Il existe aussi, bien sûr, des faits qui constituent des infractions mais qui n’engagent pas la responsabilité civile de leur auteur. Il existe enfin des faits qui engagent la responsabilité civile de quelqu’un mais qui ne constituent pas une infraction.

De même avoir bien conscience de la différence en responsabilité morale et responsabilité pénale.

L’étude de la responsabilité pénale peut s’organise selon des plans et autour de notions bien différentes.

De manière très classique, par rapport à la doctrine française, M. Merle et Vitu, rappellent que

Si la doctrine allemande articule sa réflexion autour de cinq concepts qui sont l’action (le fait matériel accompli par l’agent), le type (description légale et abstraite de l’incrimination), « l’antijuridicité » (la conformité du fait avec le type) la culpabilité (la liaison entre l’action et l’attitude psychologique blâmable), la faute (intentionnelle ou non), et la sanction,

La doctrine française en revanche, fait plus simple (plus pauvre aussi ?) autour de quatre notions : l’infraction, la culpabilité, l’imputabilité, et la sanction.
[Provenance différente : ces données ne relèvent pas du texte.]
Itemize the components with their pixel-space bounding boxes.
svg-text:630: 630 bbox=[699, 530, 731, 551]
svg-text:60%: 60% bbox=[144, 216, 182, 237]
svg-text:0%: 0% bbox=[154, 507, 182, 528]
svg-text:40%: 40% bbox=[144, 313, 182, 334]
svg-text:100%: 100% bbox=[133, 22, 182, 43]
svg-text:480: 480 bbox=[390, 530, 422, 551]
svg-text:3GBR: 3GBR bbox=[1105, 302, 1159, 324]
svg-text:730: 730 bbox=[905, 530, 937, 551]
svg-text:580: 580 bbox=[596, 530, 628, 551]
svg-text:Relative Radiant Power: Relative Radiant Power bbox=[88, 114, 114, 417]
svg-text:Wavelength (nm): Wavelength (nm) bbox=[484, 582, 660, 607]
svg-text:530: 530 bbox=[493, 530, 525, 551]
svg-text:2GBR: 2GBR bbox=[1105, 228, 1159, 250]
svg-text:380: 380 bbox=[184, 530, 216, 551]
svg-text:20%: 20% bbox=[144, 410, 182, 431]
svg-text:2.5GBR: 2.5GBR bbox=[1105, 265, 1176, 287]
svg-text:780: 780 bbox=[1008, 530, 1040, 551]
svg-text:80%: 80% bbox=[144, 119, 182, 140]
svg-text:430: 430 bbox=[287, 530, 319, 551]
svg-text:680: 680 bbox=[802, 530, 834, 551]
Ainsi M. Merle et Vitu étudient-ils,

Sous la notion d’infraction, la structure juridique, c’est-à-dire l’élément légal de l’infraction, la classification des infractions et la qualification des faits et les faits justificatifs : les notions d’ordre de la loi, de légitime défense, d’état de nécessité.

  • la structure matérielle, l’élément matériel de l’infraction, et la notion de tentative.

Sous la notion de culpabilité, ils placent

  • l’étude des notions d’auteur,

  • de la responsabilité dite du fait d’autrui,

  • de la notion de complicité

  • et d’élément moral.

Sous la notion d’imputabilité

  • la non imputabilité des infractions aux personnes physiques, à savoir la contrainte, le discernement inexistant (jeunes mineurs), le trouble mental ayant aboli le discernement ou le contrôle des actes.

Je cite ce plan parce qu’il est construit autour de ces trois notions fondamentales d’infraction, de culpabilité et d’imputabilité que nous retrouverons. Mais ces notions sont difficiles. Elles font l’objet de débats et de désaccords doctrinaux qui en affaiblissent la portée pédagogique.

La notion de culpabilité, très utilisée dans le vocabulaire commun et très liée au factuel et à la notion de coupable renvoie dans la conversation courante tout à la fois à l’élément matériel et moral voire légal de l’infraction : Cherchez le coupable, trouvez le coupable, châtiez le coupable, Est-ce bien le « vrai » coupable ? Se sentir très coupable, et la fameuse expression « responsable mais pas coupable ».

La notion d’imputabilité a exactement le défaut inverse : elle est peu usitée et sa différence avec la culpabilité devient, du coup, obscure au moins pour éclairer un plan.

De plus de par notre choix initial de suivre en première partie le plan du code et de traiter de la loi pénale, nous avons été amenés à traiter déjà du principe de légalité et de ses conséquences, de classification des infractions, et de la qualification des faits.

Nous allons donc préférer organiser les choses autour de trois sous-titres qui rejoignent aussi à peu près l’organisation proposée par J. Pradel, mais qui ne place pas tous ces développements sous la notion de responsabilité pénale mais sous celle d’infraction.

Nous allons partir de la notion de fait générateur de la responsabilité pénale et analyser l’élément matériel de l’infraction et son élément intellectuel (également appelé moral, la faute pénale). En revanche, nous n’examinerons pas là, la notion de fait justificatif qui peut faire obstacle à la responsabilité.

Nous nous porterons ensuite sur la question de la détermination de la personne qui peut être pénalement responsable (physique ou morale) et de savoir à quel titre elle peut l’être (auteur, complice, responsabilité dite du fait d’autrui).

Enfin, nous en terminerons par toutes les causes d’irresponsabilité pénale, à la fois celles qui jouent sur la culpabilité et l’imputabilité, c’est-à-dire les causes objectives (les faits justificatifs), et les causes subjectives (contrainte, troubles mentaux, minorité).